SBT-272 is a novel peptidomimetic being developed for the treatment of neurodegenerative diseases involving mitochondrial dysfunction. The experimental therapy has been shown to increase adenosine triphosphate (ATP) production and decrease levels of reactive oxygen species (ROS) in dysfunctional mitochondria in preclinical studies.
Treatment with SBT-272 was associated with a dose-dependent delay in the onset of neurological disease, a reduction in systemic markers of neurodegeneration and prolonged lifespan in a mouse model of amyotrophic lateral sclerosis (ALS), a progressive neurodegenerative disease characterized by motor neuron deterioration and muscle atrophy.
SBT-272 demonstrates higher mitochondrial uptake, greater concentrations in the brain, and improved oral bioavailability relative to elamipretide, Stealth’s first-in-class lead compound.
Shares of Stealth tumbled at the end of the year when elamipretide failed in a late-stage study in primary mitochondrial myopathy. The news was followed with a restructuring plan that included the layoff of 42 employees or about 60 percent of the staff, as well as the departure of the company’s chief scientific officer Mark Bamberger. Bamberger is serving as a consultant to the company through the end of 2020.
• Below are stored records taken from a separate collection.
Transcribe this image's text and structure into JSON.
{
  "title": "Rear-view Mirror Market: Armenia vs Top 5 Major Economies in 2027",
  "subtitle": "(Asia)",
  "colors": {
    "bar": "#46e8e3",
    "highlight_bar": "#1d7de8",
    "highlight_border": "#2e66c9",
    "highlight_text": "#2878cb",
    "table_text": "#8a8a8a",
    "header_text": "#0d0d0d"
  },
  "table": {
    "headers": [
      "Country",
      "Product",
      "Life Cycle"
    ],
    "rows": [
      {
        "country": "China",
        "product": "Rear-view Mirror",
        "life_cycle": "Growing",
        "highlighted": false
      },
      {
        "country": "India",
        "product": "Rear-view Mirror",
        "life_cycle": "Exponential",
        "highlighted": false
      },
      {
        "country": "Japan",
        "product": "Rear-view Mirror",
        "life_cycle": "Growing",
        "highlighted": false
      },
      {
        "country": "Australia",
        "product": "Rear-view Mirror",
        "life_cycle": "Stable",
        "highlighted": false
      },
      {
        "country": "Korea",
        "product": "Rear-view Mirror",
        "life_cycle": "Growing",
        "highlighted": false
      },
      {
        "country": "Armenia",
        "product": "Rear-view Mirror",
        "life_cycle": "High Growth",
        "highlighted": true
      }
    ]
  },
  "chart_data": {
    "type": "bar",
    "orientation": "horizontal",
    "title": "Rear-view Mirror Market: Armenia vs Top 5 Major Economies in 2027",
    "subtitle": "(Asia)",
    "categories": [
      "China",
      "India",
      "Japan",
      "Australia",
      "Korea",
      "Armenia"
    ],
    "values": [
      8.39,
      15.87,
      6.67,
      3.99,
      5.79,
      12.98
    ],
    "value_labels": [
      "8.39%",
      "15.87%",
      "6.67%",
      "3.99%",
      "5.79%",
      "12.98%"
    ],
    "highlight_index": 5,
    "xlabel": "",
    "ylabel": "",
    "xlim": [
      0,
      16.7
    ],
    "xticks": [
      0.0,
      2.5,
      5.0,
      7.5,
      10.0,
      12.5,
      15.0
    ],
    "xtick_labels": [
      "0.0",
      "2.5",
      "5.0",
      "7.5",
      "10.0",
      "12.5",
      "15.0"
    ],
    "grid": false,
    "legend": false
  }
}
The phase 1 trial is a double-blind, placebo-controlled, single-ascending dose study enrolling up to 40 healthy subjects across multiple cohorts. SBT-272 is being administered orally in the study. As a primary objective, the study will evaluate safety and tolerability of SBT-272. Secondary objectives include an analysis of the pharmacokinetic profile and appropriate dose range.
“We designed this product candidate for neurodegenerative diseases, aiming to improve potency and blood-brain barrier penetration, and we’re encouraged by early signals of its efficacy in a preclinical study in amyotrophic lateral sclerosis (ALS),” said Reenie McCarthy, CEO of Stealth. “Importantly, our preclinical work identified a responsive biomarker, which may help inform our ongoing preclinical studies in ALS and multiple system atrophy (MSA), as well as future development efforts in other neurodegenerative diseases in which mitochondrial dysfunction has been implicated.”